Olivier Mouton
Sauve qui peut les villes wallonnes
Avant de voter pour la future équipe dirigeante de votre commune, ce dimanche 13 octobre, pensez à regarder sa situation budgétaire. Ce n’est sans doute pas le réflexe habituel : on trouve son bourgmestre “sympa” ou l’animation de la localité dynamique, voire ses voiries convenables. La comptabilité, ce n’est pas sexy. Pourtant, voilà le grand enjeu de ces prochaines années : nos pouvoirs locaux vont-ils survivre à une situation financière désastreuse ?
Le degré d’urgence a été rappelé juste avant le scrutin par la banque ING. Au vu de la dégradation des chiffres, elle a refusé de donner son feu vert à un plan de financement wallon destiné à donner de l’oxygène à des entités surendettées. Trop risqué. On parle d’un montant de 350 millions d’euros, pour sept villes : Charleroi, Liège, Mons, Ath, Namur, La Louvière et Verviers. En Région bruxelloise, la situation est aussi préoccupante.

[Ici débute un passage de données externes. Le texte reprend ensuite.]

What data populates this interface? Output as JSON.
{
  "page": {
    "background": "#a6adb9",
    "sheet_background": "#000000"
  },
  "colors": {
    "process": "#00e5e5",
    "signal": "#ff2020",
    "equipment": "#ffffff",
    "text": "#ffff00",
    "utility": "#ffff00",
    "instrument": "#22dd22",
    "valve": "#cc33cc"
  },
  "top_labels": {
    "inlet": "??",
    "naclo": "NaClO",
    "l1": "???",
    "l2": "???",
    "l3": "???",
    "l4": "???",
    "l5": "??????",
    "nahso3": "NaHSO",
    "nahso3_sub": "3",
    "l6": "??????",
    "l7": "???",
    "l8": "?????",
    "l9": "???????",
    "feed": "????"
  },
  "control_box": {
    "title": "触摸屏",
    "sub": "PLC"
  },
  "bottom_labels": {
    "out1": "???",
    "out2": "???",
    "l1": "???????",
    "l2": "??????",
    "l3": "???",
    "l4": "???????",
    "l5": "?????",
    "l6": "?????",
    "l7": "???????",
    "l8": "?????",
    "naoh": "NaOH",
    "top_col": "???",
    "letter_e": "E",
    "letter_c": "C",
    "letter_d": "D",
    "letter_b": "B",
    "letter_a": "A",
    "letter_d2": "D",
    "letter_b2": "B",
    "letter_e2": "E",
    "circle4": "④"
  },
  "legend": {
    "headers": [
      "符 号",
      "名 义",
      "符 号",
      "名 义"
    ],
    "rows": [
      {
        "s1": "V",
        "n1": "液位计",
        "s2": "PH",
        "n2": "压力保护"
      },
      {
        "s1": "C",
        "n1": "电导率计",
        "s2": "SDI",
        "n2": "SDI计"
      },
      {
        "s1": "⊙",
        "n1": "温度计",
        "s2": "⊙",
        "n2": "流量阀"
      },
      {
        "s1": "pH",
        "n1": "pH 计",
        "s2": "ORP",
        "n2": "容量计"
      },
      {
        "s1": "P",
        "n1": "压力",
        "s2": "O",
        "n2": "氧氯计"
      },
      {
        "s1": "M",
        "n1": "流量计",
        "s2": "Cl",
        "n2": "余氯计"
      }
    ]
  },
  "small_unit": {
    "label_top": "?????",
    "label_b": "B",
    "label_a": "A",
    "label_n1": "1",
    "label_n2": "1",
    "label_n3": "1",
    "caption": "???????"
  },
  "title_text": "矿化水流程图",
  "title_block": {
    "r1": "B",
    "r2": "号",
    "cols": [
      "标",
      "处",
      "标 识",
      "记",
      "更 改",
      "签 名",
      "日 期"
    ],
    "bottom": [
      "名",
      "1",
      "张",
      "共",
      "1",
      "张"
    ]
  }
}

Les communes sont certes touchées de plein fouet par un contexte structurel difficile: indexation des salaires à répétition, pensions galopantes, explosion des dépenses des CPAS… Mais ce sont aussi, Namur mis à part, des localités aux mains de majorités socialistes, incarnant une gestion dépassée faite de cadeaux, de services et de clientélisme. Cette époque-là sera-t-elle révolue au lendemain des élections communales ? La “révolution” initiée le 9 juin sera-t-elle confirmée ?
Il y a de la marge pour agir. Une étude sur le poids des administrations réalisée par Jean Hindriks et Alexandre Lamfalussy, de l’UCLouvain, assène : “Nous dépensons pour l’administration publique belge 6.718 euros en plus par habitant que la moyenne européenne (UE 27). En particulier, nous dépensons 1.697 euros en plus par habitant que la France, 2.194 euros supplémentaires que les Pays-Bas, 3.072 euros que l’Allemagne et 5.092 euros que l’Italie.” En tête de cette “surconsommation” : les pouvoirs locaux. Une piste : des fusions entre communes.
Les conséquences de cette débâcle risquent d’être concrètes. Pour éviter la cessation de paiement, le périmètre d’action pourrait être revu, des projets reportés, l’entretien des infrastructures malmené ou des services privatisés. “Il faut remettre à plat le système afin de stabiliser les finances communales, dit François Desquesnes (Les Engagés), ministre wallon des Pouvoirs locaux. Si on ne le fait pas, la situation va retomber sur la Région.”
La Région wallonne, pouvoir de tutelle, voit venir avec inquiétude cet autre orage budgétaire. La nouvelle majorité MR-Engagés vient elle-même d’entamer son conclave et les 10 prochaines années s’annoncent délicates avec un trou de 2,7 milliards à combler. La couleur a été donnée : on va rationaliser les structures publiques, évaluer tous les subsides, revoir les modes de fonctionnement…
Nous avons vécu trop longtemps au-dessus de nos moyens. L’argent injecté massivement pour la relance wallonne, notamment à travers les fonds européens, n’a pas porté ses fruits. Les moyens octroyés aux pouvoirs locaux n’ont pas généré des projets cohérents. La culture de l’effet levier – cette capacité à multiplier l’argent – ne s’est pas enracinée.
“Les Wallons aiment profiter de la vie, est-ce si mal?”, demandait en février Paul Magnette, président du PS et… bourgmestre de Charleroi. Il ne se représente plus et cédera la tête de la ville après le 13 octobre à Thomas Dermine ou à un maïeur d’une autre couleur. La lutte sera âpre, comme à Mons ou ailleurs. L’enjeu de ces combats est clair : à l’avenir, nos élus devront mettre l’accent sur l’efficacité. Et la rigueur.
Avant de voter pour la future équipe dirigeante de votre commune, ce dimanche 13 octobre, pensez à regarder sa situation budgétaire.